720 Fifth Ave. is now the home of the Grinnell School of Music (GSoM), which celebrated its grand opening with a “Rock the Block” fundraising gala on Friday, Sept. 6.
Attendees of the event, among them College professors and community members, milled about the new facilities, poking their heads into the private studios and carrying plates of appetizers catered by local businesses including Pagliai’s, Grin City Bakery and I-80 Dhaba.
They perused a silent auction featuring University of Iowa swag and football tickets, as well as work from local artists like Joe Tuggle Lacina. They took pictures in front of the school’s brand-new mural, a vibrantly colored and whimsical scene by Des Moines-based artist Ally Frame, which features foxes and rabbits in overalls playing pink violins and blue cellos, as well as the message “Conduct Joy.”
The new facility was made possible by a fundraising campaign that kicked off in May 2023, following GSoM’s incorporation as a nonprofit in July 2022. Erin Bustin, the school’s founder and executive director, had been fundraising behind the scenes, but she said that she knew her vision could become a reality when she secured a Community Catalyst grant through the Iowa Economic Development Authority.
The award, designed to rehabilitate and reinvest in older buildings in small downtowns like Grinnell’s, covered 20 percent of construction expenses up to $100,000 matched by the state, essentially granting the project $200,000 towards construction. Bustin said that Theresa Pagliai, the building’s former owner, shared Bustin’s vision for an arts space and didn’t want to see the building get portioned out into offices.
“The thing with fundraising is it’s all about building a belief in your mission, and I’ll say that wasn’t that hard,” said Bustin.

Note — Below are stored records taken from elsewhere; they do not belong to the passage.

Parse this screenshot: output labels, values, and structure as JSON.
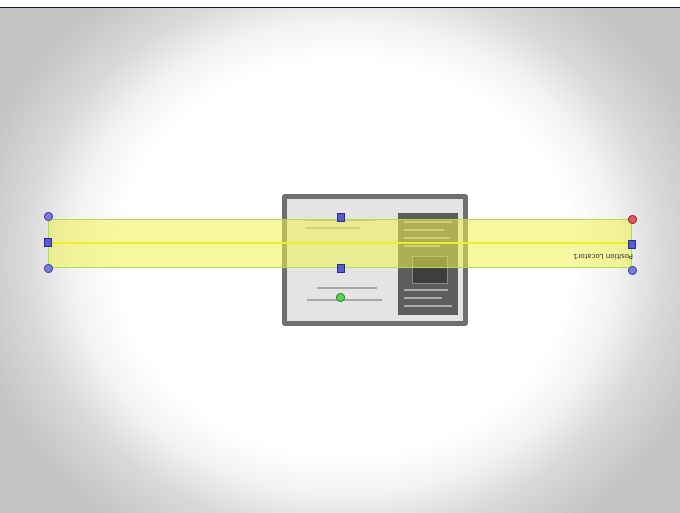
{
  "tool": {
    "label": "Position Locator1"
  },
  "colors": {
    "band_fill": "#f0f050",
    "band_outline": "#a5e34a",
    "center_line": "#eeee2a",
    "handle_blue": "#7a7ad8",
    "handle_red": "#e05a5a",
    "handle_green": "#5ad25a"
  }
}
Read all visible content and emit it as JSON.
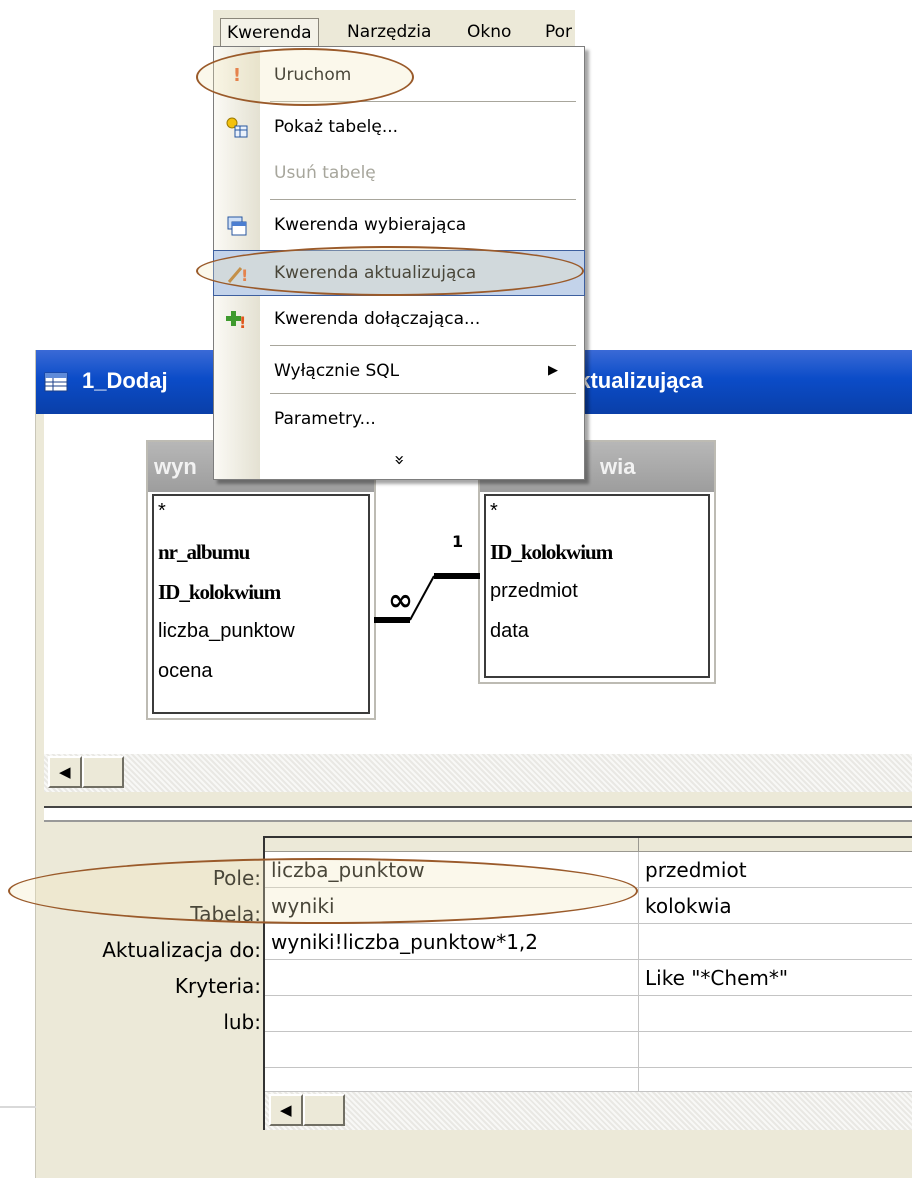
{
  "menubar": {
    "items": [
      "Kwerenda",
      "Narzędzia",
      "Okno",
      "Por"
    ]
  },
  "menu": {
    "items": [
      {
        "label": "Uruchom",
        "icon": "exclamation-icon"
      },
      {
        "label": "Pokaż tabelę...",
        "icon": "show-table-icon"
      },
      {
        "label": "Usuń tabelę",
        "icon": "",
        "disabled": true
      },
      {
        "label": "Kwerenda wybierająca",
        "icon": "select-query-icon"
      },
      {
        "label": "Kwerenda aktualizująca",
        "icon": "update-query-icon",
        "highlighted": true
      },
      {
        "label": "Kwerenda dołączająca...",
        "icon": "append-query-icon"
      },
      {
        "label": "Wyłącznie SQL",
        "icon": "",
        "submenu": true
      },
      {
        "label": "Parametry...",
        "icon": ""
      }
    ],
    "expand_glyph": "»"
  },
  "window": {
    "title_left": "1_Dodaj",
    "title_right": "aktualizująca",
    "titlebar_color": "#0b4cc8"
  },
  "tables": [
    {
      "header": "wyn",
      "fields": [
        "*",
        "nr_albumu",
        "ID_kolokwium",
        "liczba_punktow",
        "ocena"
      ]
    },
    {
      "header": "wia",
      "fields": [
        "*",
        "ID_kolokwium",
        "przedmiot",
        "data"
      ]
    }
  ],
  "relationship": {
    "many": "∞",
    "one": "1"
  },
  "grid": {
    "row_labels": [
      "Pole:",
      "Tabela:",
      "Aktualizacja do:",
      "Kryteria:",
      "lub:"
    ],
    "columns": [
      {
        "values": [
          "liczba_punktow",
          "wyniki",
          "wyniki!liczba_punktow*1,2",
          "",
          ""
        ]
      },
      {
        "values": [
          "przedmiot",
          "kolokwia",
          "",
          "Like \"*Chem*\"",
          ""
        ]
      }
    ]
  },
  "annotation_color": "#9a5a2a"
}
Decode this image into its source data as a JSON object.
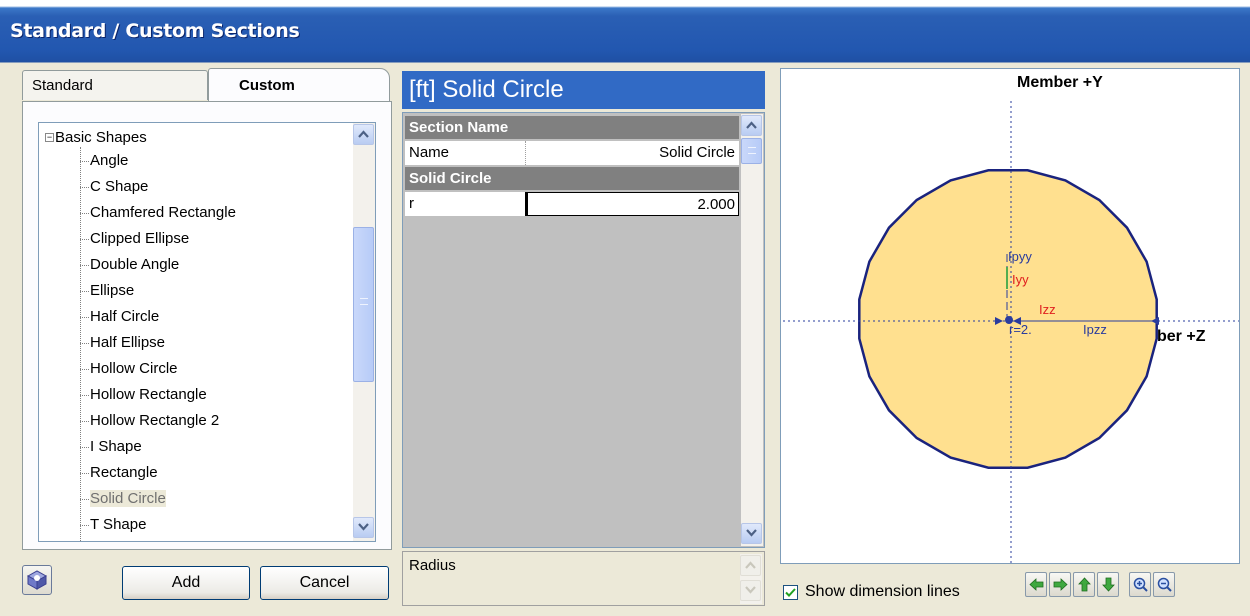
{
  "window": {
    "title": "Standard / Custom Sections"
  },
  "tabs": {
    "standard": "Standard",
    "custom": "Custom"
  },
  "tree": {
    "root": "Basic Shapes",
    "items": [
      "Angle",
      "C Shape",
      "Chamfered Rectangle",
      "Clipped Ellipse",
      "Double Angle",
      "Ellipse",
      "Half Circle",
      "Half Ellipse",
      "Hollow Circle",
      "Hollow Rectangle",
      "Hollow Rectangle 2",
      "I Shape",
      "Rectangle",
      "Solid Circle",
      "T Shape"
    ],
    "selected": "Solid Circle"
  },
  "buttons": {
    "add": "Add",
    "cancel": "Cancel",
    "help_icon": "help-book-icon"
  },
  "properties": {
    "header": "[ft] Solid Circle",
    "cat_section_name": "Section Name",
    "name_key": "Name",
    "name_value": "Solid Circle",
    "cat_solid_circle": "Solid Circle",
    "r_key": "r",
    "r_value": "2.000",
    "description": "Radius"
  },
  "viewer": {
    "axis_y": "Member +Y",
    "axis_z": "ber +Z",
    "label_ipyy": "Ipyy",
    "label_iyy": "Iyy",
    "label_izz": "Izz",
    "label_ipzz": "Ipzz",
    "label_r": "r=2.",
    "circle_fill": "#ffe08f",
    "circle_stroke": "#1a237e",
    "show_dimension_lines": "Show dimension lines",
    "show_dimension_checked": true,
    "nav_icons": [
      "pan-left-icon",
      "pan-right-icon",
      "pan-up-icon",
      "pan-down-icon",
      "zoom-in-icon",
      "zoom-out-icon"
    ]
  }
}
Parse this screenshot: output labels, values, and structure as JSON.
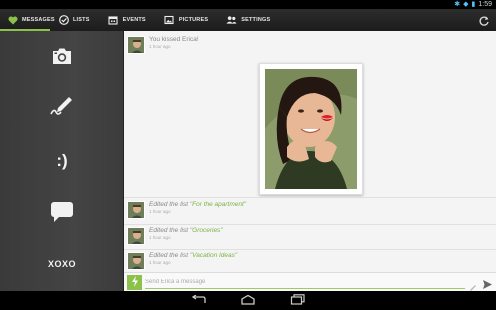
{
  "status_bar": {
    "time": "1:59",
    "icons": [
      "bluetooth-icon",
      "wifi-icon",
      "battery-icon"
    ]
  },
  "nav": {
    "tabs": [
      {
        "label": "MESSAGES",
        "icon": "heart-icon",
        "active": true
      },
      {
        "label": "LISTS",
        "icon": "checkmark-icon",
        "active": false
      },
      {
        "label": "EVENTS",
        "icon": "calendar-icon",
        "active": false
      },
      {
        "label": "PICTURES",
        "icon": "picture-icon",
        "active": false
      },
      {
        "label": "SETTINGS",
        "icon": "people-icon",
        "active": false
      }
    ],
    "refresh_icon": "refresh-icon",
    "accent_color": "#8bc34a"
  },
  "sidebar": {
    "items": [
      {
        "name": "camera",
        "icon": "camera-icon"
      },
      {
        "name": "draw",
        "icon": "pen-icon"
      },
      {
        "name": "smiley",
        "icon": "smiley-icon",
        "text": ":)"
      },
      {
        "name": "bubble",
        "icon": "speech-bubble-icon"
      },
      {
        "name": "xoxo",
        "text": "XOXO"
      }
    ]
  },
  "feed": {
    "entries": [
      {
        "message": "You kissed Erica!",
        "time": "1 hour ago"
      },
      {
        "prefix": "Edited the list ",
        "list_name": "\"For the apartment\"",
        "time": "1 hour ago"
      },
      {
        "prefix": "Edited the list ",
        "list_name": "\"Groceries\"",
        "time": "1 hour ago"
      },
      {
        "prefix": "Edited the list ",
        "list_name": "\"Vacation Ideas\"",
        "time": "1 hour ago"
      }
    ]
  },
  "composer": {
    "placeholder": "Send Erica a message"
  }
}
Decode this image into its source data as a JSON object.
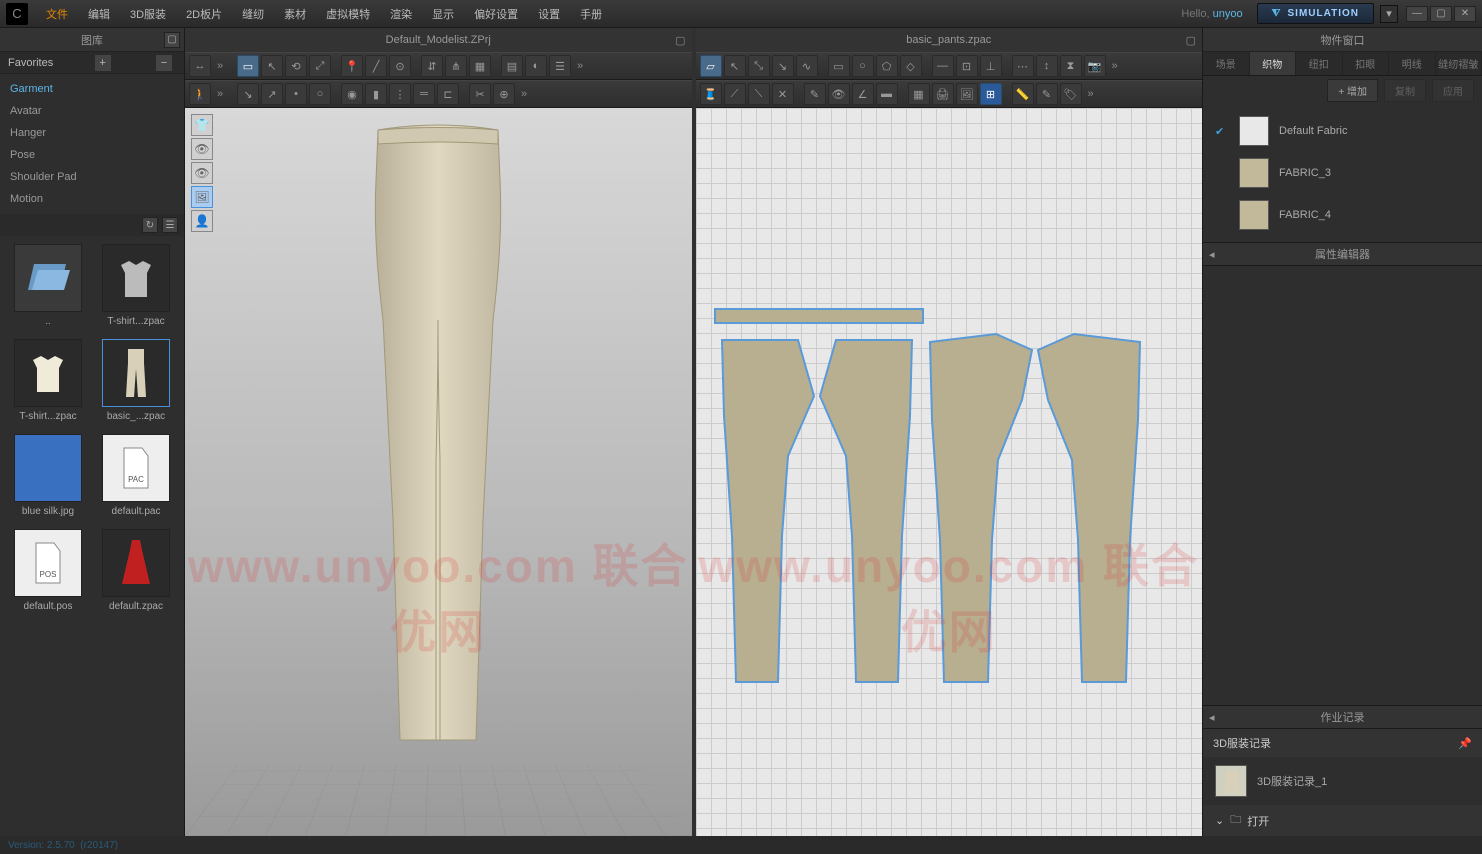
{
  "menubar": {
    "items": [
      "文件",
      "编辑",
      "3D服装",
      "2D板片",
      "缝纫",
      "素材",
      "虚拟模特",
      "渲染",
      "显示",
      "偏好设置",
      "设置",
      "手册"
    ],
    "hello_prefix": "Hello,",
    "username": "unyoo",
    "simulation_label": "SIMULATION"
  },
  "left": {
    "panel_title": "图库",
    "favorites_label": "Favorites",
    "categories": [
      "Garment",
      "Avatar",
      "Hanger",
      "Pose",
      "Shoulder Pad",
      "Motion"
    ],
    "selected_category": 0,
    "library_items": [
      {
        "label": "..",
        "kind": "folder"
      },
      {
        "label": "T-shirt...zpac",
        "kind": "tshirt-dark"
      },
      {
        "label": "T-shirt...zpac",
        "kind": "tshirt-light"
      },
      {
        "label": "basic_...zpac",
        "kind": "pants",
        "selected": true
      },
      {
        "label": "blue silk.jpg",
        "kind": "blue"
      },
      {
        "label": "default.pac",
        "kind": "pac"
      },
      {
        "label": "default.pos",
        "kind": "pos"
      },
      {
        "label": "default.zpac",
        "kind": "dress"
      }
    ]
  },
  "viewports": {
    "left_title": "Default_Modelist.ZPrj",
    "right_title": "basic_pants.zpac"
  },
  "watermark": "www.unyoo.com 联合优网",
  "right": {
    "panel_title": "物件窗口",
    "tabs": [
      "场景",
      "织物",
      "纽扣",
      "扣眼",
      "明线",
      "缝纫褶皱"
    ],
    "active_tab": 1,
    "add_label": "+ 增加",
    "copy_label": "复制",
    "apply_label": "应用",
    "fabrics": [
      {
        "name": "Default Fabric",
        "color": "#e8e8e8",
        "checked": true
      },
      {
        "name": "FABRIC_3",
        "color": "#c2b99a",
        "checked": false
      },
      {
        "name": "FABRIC_4",
        "color": "#c2b99a",
        "checked": false
      }
    ],
    "prop_editor_title": "属性编辑器",
    "history_panel_title": "作业记录",
    "history_title": "3D服装记录",
    "history_items": [
      {
        "name": "3D服装记录_1"
      }
    ],
    "open_label": "打开"
  },
  "footer": {
    "version": "Version: 2.5.70",
    "build": "(r20147)"
  }
}
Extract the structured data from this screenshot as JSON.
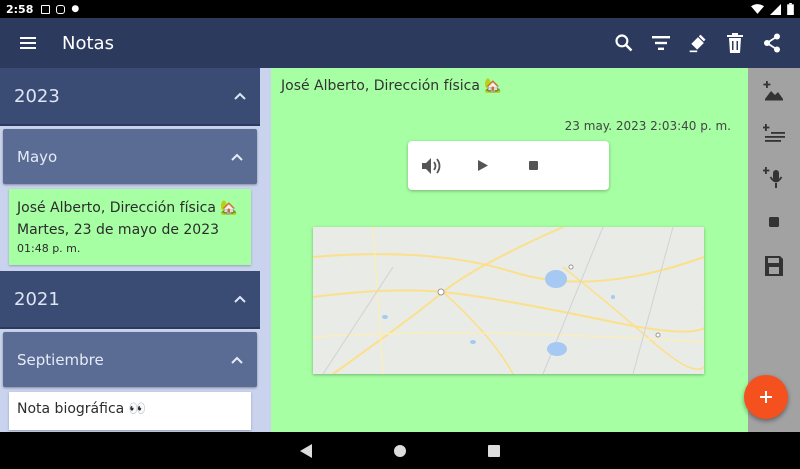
{
  "status_bar": {
    "time": "2:58"
  },
  "app_bar": {
    "title": "Notas"
  },
  "sidebar": {
    "groups": [
      {
        "year": "2023",
        "month": "Mayo",
        "note": {
          "title": "José Alberto, Dirección física 🏡",
          "date": "Martes, 23 de mayo de 2023",
          "time": "01:48 p. m."
        }
      },
      {
        "year": "2021",
        "month": "Septiembre",
        "note": {
          "title": "Nota biográfica 👀"
        }
      }
    ]
  },
  "note": {
    "title": "José Alberto, Dirección física 🏡",
    "datetime": "23 may. 2023 2:03:40 p. m.",
    "background": "#a6ffa3"
  },
  "colors": {
    "app_bar": "#2c3a5e",
    "year_header": "#3a4b74",
    "month_header": "#5a6c94",
    "fab": "#f4511e"
  },
  "icons": {
    "app_bar": [
      "menu-icon",
      "search-icon",
      "filter-icon",
      "color-fill-icon",
      "delete-icon",
      "share-icon"
    ],
    "toolbar": [
      "add-image-icon",
      "add-text-icon",
      "add-voice-icon",
      "stop-icon",
      "save-icon"
    ],
    "audio": [
      "volume-icon",
      "play-icon",
      "stop-icon"
    ],
    "fab": "add-icon"
  }
}
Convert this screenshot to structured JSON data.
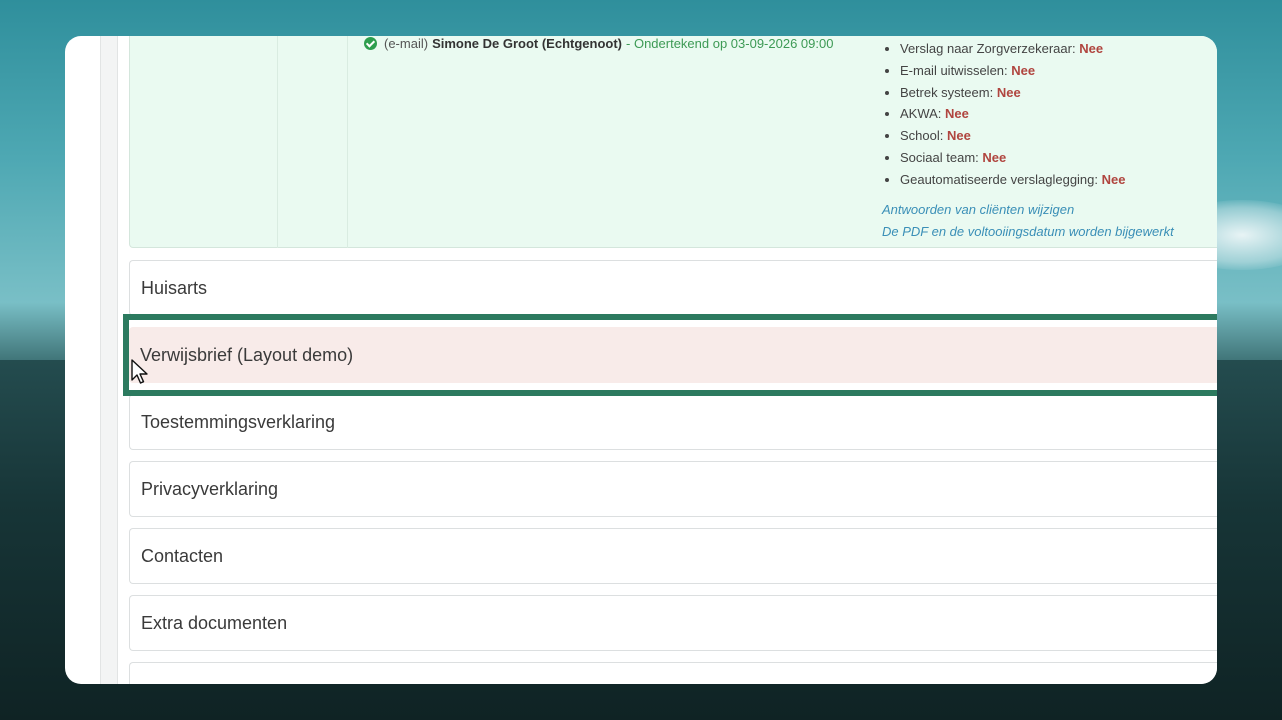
{
  "signature": {
    "method": "(e-mail)",
    "name": "Simone De Groot (Echtgenoot)",
    "status": "- Ondertekend op 03-09-2026 09:00"
  },
  "consents": [
    {
      "label": "Verslag naar Zorgverzekeraar:",
      "value": "Nee"
    },
    {
      "label": "E-mail uitwisselen:",
      "value": "Nee"
    },
    {
      "label": "Betrek systeem:",
      "value": "Nee"
    },
    {
      "label": "AKWA:",
      "value": "Nee"
    },
    {
      "label": "School:",
      "value": "Nee"
    },
    {
      "label": "Sociaal team:",
      "value": "Nee"
    },
    {
      "label": "Geautomatiseerde verslaglegging:",
      "value": "Nee"
    }
  ],
  "links": {
    "edit_answers": "Antwoorden van cliënten wijzigen",
    "pdf_note": "De PDF en de voltooiingsdatum worden bijgewerkt"
  },
  "sections": [
    {
      "label": "Huisarts"
    },
    {
      "label": "Verwijsbrief (Layout demo)"
    },
    {
      "label": "Toestemmingsverklaring"
    },
    {
      "label": "Privacyverklaring"
    },
    {
      "label": "Contacten"
    },
    {
      "label": "Extra documenten"
    },
    {
      "label": ""
    }
  ],
  "colors": {
    "highlight_border": "#2c7a5f",
    "highlight_fill": "#f8ebe9",
    "panel_fill": "#eafaf1",
    "negative_value": "#b0453f",
    "signed_status": "#3d9a55",
    "link": "#3a8fb7"
  }
}
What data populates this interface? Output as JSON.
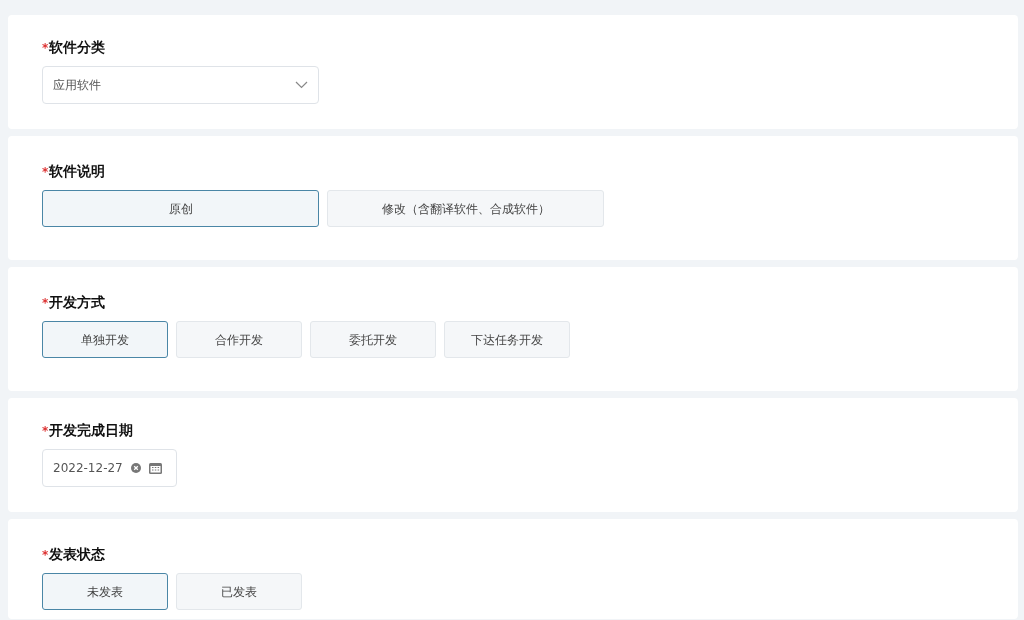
{
  "sections": [
    {
      "kind": "select",
      "required_mark": "*",
      "label": "软件分类",
      "value": "应用软件"
    },
    {
      "kind": "wide_options",
      "required_mark": "*",
      "label": "软件说明",
      "options": [
        {
          "label": "原创",
          "selected": true
        },
        {
          "label": "修改（含翻译软件、合成软件）",
          "selected": false
        }
      ]
    },
    {
      "kind": "options",
      "required_mark": "*",
      "label": "开发方式",
      "options": [
        {
          "label": "单独开发",
          "selected": true
        },
        {
          "label": "合作开发",
          "selected": false
        },
        {
          "label": "委托开发",
          "selected": false
        },
        {
          "label": "下达任务开发",
          "selected": false
        }
      ]
    },
    {
      "kind": "date",
      "required_mark": "*",
      "label": "开发完成日期",
      "value": "2022-12-27"
    },
    {
      "kind": "options",
      "required_mark": "*",
      "label": "发表状态",
      "options": [
        {
          "label": "未发表",
          "selected": true
        },
        {
          "label": "已发表",
          "selected": false
        }
      ]
    }
  ]
}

Mark Laver, chair of the music department at the College, said that GSoM will hopefully change the way the College engages with the local community. Historically, many outreach efforts in the arts were the projects of individual professors, so if those professors took leave or left the College, the programs they had created were interrupted or disappeared entirely.
Laver said that GSoM’s stability as a fixture of the arts in the Grinnell community will allow for a relationship that transcends individual professors or administrators.
“To have an institutional partnership like this can really enable a long-term and sustained engagement that moves beyond the individual energies that are really meaningful but inevitably inconsistent, to something much more vibrant and much more generative than what any individual can do,” said Laver.
Among the fruits of that partnership are new opportunities for college students. At GSoM, music majors and musically motivated non-majors alike have completed internships in arts management and music education, learning concrete professional skills that will be directly transferable to future careers in the arts — an opportunity that Laver said is not available to many liberal arts students in rural settings like Grinnell’s, and was not available here either until GSoM.
Laver said that GSoM also makes working in Grinnell more feasible and desirable for the music educators who teach private lessons at the College, many of whom drive in from Des Moines or Iowa City. Now, Laver said, when potential instructors come to interview for a position at the College, he can also introduce them to Bustin and GSoM, where they might pick up a few extra hours of teaching in the evenings.
“With the price of gas being what it is right now, that’s the difference between being able to work here and not being able to work here,” said Laver.
As music educators, Grinnell community members, and husband and wife, Bustin and Laver share many values — among them, a belief in the importance of fostering a culture in which art and music thrive. “When artists can afford to live and work here, that makes our town better,” said Bustin. The Grinnell School of Music’s new permanent location will aim to attract those artists for years to come.